Grace did not study clean energy in school (though recently, she’s been enrolling in online environmental science classes). For much of her young life, she thought basketball would be her defining endeavor. But as far as career pivots go, Grace’s is the shining example of a star-crossed, knotted trajectory, all the more impressive for its lack of adherence to tradition.
“Basketball taught me what it’s really like to train — to put in work,” Grace says. “But it also taught me to look at the bigger picture. How to play with a team. How to work hard for yourself while looking out for other people. In modeling, I’m so anti being catty. I love adopting that team mentality — especially with women of color when it feels like we all might be competing for the same roles.”

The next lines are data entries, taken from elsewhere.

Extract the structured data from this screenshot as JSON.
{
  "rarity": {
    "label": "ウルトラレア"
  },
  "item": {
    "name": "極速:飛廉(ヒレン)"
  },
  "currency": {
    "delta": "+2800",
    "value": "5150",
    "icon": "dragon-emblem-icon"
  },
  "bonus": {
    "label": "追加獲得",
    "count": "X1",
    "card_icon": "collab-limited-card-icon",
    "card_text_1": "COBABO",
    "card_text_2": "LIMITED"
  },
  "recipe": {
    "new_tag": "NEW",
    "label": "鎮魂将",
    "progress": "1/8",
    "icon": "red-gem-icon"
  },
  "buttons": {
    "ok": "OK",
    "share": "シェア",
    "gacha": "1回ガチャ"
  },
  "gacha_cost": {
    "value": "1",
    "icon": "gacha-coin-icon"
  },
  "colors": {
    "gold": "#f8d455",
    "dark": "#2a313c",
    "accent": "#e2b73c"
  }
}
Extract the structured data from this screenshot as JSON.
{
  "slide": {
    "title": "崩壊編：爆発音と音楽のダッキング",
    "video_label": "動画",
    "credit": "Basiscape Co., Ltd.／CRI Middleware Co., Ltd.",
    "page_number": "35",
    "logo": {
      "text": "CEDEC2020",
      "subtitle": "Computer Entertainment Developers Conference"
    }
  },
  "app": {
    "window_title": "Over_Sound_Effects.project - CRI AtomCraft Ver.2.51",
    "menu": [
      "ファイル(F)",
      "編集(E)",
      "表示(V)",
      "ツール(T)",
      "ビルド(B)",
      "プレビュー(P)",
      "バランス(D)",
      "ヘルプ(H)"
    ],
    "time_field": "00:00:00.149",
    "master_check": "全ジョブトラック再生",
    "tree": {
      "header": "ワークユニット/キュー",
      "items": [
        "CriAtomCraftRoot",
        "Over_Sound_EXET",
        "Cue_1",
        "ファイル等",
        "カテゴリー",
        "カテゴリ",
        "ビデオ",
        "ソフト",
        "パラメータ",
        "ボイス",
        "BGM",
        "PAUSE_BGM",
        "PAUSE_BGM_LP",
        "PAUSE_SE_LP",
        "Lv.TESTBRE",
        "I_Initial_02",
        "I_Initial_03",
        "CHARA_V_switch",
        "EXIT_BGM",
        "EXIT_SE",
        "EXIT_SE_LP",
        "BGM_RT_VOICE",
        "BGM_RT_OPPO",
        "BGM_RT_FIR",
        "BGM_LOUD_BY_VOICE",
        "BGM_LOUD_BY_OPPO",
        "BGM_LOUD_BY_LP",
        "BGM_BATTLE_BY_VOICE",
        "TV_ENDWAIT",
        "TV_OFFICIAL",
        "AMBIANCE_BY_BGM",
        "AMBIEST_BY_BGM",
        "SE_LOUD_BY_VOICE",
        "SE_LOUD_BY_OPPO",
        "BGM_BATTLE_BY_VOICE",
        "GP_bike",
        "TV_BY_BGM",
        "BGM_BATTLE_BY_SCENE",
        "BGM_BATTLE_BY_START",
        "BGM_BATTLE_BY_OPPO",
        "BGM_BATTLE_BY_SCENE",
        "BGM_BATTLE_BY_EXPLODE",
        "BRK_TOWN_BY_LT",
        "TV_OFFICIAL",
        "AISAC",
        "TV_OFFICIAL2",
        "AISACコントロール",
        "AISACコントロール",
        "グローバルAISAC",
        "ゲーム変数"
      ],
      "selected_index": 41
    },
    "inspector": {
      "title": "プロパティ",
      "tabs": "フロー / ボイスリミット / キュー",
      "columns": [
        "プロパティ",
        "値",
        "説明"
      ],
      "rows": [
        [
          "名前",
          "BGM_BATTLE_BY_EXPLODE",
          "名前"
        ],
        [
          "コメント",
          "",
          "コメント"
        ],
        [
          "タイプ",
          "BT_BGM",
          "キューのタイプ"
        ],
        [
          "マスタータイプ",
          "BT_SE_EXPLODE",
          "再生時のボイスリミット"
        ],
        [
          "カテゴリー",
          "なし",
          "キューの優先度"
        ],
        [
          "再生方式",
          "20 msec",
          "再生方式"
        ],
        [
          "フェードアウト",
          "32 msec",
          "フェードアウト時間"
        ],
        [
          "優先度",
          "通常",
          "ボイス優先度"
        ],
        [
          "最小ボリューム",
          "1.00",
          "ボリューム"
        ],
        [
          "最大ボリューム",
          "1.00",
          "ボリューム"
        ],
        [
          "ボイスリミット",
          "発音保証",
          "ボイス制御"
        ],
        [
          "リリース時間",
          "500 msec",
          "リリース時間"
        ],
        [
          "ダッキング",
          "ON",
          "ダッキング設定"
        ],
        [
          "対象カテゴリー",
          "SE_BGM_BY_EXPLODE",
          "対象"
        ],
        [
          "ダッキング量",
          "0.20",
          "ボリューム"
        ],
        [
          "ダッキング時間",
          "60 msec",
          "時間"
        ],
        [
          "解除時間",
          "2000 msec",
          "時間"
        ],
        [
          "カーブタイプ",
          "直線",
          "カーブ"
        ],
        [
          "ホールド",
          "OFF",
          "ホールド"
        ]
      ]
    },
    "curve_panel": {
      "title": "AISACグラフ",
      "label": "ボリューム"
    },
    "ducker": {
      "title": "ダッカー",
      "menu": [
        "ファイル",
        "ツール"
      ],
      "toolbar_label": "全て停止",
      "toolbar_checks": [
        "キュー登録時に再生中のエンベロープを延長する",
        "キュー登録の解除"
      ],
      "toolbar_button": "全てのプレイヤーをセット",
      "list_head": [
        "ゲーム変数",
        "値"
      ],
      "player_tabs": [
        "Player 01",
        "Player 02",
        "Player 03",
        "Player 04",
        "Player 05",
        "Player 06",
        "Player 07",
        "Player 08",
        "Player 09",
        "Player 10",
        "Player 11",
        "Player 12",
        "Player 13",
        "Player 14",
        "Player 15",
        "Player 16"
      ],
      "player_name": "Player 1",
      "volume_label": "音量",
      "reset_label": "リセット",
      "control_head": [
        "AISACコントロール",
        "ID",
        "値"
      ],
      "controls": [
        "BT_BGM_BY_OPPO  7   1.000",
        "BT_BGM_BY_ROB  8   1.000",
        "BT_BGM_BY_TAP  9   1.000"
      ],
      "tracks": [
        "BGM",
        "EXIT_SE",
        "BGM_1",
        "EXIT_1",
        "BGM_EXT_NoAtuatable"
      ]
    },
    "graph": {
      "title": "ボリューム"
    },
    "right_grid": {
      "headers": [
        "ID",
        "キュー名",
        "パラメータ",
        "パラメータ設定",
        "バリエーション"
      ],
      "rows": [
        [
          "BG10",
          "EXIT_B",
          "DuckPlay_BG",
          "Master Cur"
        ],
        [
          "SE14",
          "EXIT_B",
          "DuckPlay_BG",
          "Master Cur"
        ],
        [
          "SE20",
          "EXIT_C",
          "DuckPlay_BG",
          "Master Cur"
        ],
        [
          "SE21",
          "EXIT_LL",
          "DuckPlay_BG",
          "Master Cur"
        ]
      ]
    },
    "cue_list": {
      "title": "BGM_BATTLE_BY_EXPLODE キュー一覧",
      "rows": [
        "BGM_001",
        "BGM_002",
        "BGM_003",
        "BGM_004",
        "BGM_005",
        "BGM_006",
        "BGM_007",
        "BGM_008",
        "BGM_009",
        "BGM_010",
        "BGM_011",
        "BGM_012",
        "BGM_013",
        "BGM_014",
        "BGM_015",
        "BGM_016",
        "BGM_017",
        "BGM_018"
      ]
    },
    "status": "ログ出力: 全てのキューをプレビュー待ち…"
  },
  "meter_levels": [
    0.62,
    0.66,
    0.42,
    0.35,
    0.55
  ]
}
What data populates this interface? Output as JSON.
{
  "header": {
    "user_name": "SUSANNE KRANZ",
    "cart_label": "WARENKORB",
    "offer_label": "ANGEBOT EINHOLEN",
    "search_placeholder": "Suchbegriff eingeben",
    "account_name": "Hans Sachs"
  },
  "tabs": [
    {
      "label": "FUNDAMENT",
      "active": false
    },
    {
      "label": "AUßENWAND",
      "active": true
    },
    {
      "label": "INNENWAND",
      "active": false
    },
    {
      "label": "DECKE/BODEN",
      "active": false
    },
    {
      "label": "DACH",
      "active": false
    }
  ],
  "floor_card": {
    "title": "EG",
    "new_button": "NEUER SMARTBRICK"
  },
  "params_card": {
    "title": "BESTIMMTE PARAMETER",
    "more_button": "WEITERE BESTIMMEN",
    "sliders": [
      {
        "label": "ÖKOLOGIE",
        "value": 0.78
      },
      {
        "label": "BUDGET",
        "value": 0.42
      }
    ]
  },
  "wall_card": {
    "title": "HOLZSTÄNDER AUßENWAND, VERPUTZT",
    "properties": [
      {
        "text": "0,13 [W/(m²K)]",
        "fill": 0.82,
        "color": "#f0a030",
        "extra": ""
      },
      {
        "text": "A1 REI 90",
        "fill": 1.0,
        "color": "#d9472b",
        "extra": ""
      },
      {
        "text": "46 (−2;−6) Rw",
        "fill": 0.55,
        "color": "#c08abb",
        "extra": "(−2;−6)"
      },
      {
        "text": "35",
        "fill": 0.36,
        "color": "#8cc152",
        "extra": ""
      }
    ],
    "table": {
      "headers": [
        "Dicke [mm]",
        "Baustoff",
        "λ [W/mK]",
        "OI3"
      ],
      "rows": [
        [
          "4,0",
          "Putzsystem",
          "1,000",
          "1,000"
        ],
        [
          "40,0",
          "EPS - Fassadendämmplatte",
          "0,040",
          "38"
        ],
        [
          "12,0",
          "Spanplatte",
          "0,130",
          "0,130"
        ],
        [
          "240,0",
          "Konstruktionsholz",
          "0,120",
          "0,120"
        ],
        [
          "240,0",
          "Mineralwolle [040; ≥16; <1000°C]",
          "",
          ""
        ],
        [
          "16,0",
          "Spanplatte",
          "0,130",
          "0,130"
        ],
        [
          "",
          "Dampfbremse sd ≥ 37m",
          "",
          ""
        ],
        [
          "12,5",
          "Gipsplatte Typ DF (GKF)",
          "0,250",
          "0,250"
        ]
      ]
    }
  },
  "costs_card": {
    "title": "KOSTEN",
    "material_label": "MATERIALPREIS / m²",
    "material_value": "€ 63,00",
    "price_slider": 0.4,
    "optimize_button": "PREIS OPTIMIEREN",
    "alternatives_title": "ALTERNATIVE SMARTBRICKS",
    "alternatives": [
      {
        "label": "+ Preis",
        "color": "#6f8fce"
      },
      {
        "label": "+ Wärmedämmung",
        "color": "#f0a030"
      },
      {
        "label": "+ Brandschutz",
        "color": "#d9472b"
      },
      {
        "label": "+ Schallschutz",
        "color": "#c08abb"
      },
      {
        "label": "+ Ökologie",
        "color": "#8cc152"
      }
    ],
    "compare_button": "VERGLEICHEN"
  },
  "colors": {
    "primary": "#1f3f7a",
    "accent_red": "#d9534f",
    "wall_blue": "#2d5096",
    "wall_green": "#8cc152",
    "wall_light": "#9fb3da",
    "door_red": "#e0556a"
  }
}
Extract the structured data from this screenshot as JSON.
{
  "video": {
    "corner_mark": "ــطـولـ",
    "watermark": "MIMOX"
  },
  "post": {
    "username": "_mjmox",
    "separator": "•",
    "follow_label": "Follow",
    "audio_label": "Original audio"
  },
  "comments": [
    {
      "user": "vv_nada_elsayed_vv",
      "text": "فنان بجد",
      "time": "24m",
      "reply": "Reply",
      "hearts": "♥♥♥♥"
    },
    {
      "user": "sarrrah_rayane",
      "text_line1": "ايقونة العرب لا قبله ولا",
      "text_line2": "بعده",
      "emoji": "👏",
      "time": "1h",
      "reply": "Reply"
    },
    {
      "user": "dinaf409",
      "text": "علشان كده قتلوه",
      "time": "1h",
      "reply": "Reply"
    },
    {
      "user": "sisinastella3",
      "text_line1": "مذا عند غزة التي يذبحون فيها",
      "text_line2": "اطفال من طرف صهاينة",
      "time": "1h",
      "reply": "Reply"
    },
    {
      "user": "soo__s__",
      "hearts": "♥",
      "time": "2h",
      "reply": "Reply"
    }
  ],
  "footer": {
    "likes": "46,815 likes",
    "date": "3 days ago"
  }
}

Grace’s diverging vocations as a model and the founder of a nonprofit operate in tandem more often than one might assume. Not only does the former offer Grace a platform to speak, to network, to seek investors, and to champion her cause, but the success of her nonprofit gives her a renewed sense of pride as an Eritrean representative each time she’s photographed — each time she walks a runway. She says that sometimes, it’s visible in her pictures.
“For me, growing up in Canada, I wasn’t Canadian enough because I was a person of color. And then when I got to Africa, I wasn’t Eritrean enough,” Grace explains. “But modeling gave me this platform, this reason to travel, and this reason to represent my home.” To some degree, a roving career in high fashion felt more like home than both the place where her roots lay and the city where she’d grown up. It allowed her to wield all those pieces of her identity at once, rather than choosing among them.
The details surrounding her next shoot are embargoed, but within the scope of Project Tsehigh, her current fixation is a solar-powered primary school in Tanzania for 815 children. The project is already underway.
“It’s a lot to manage,” Grace says. “But I’m totally focused on the task ahead of me: to get and give people light — literally.”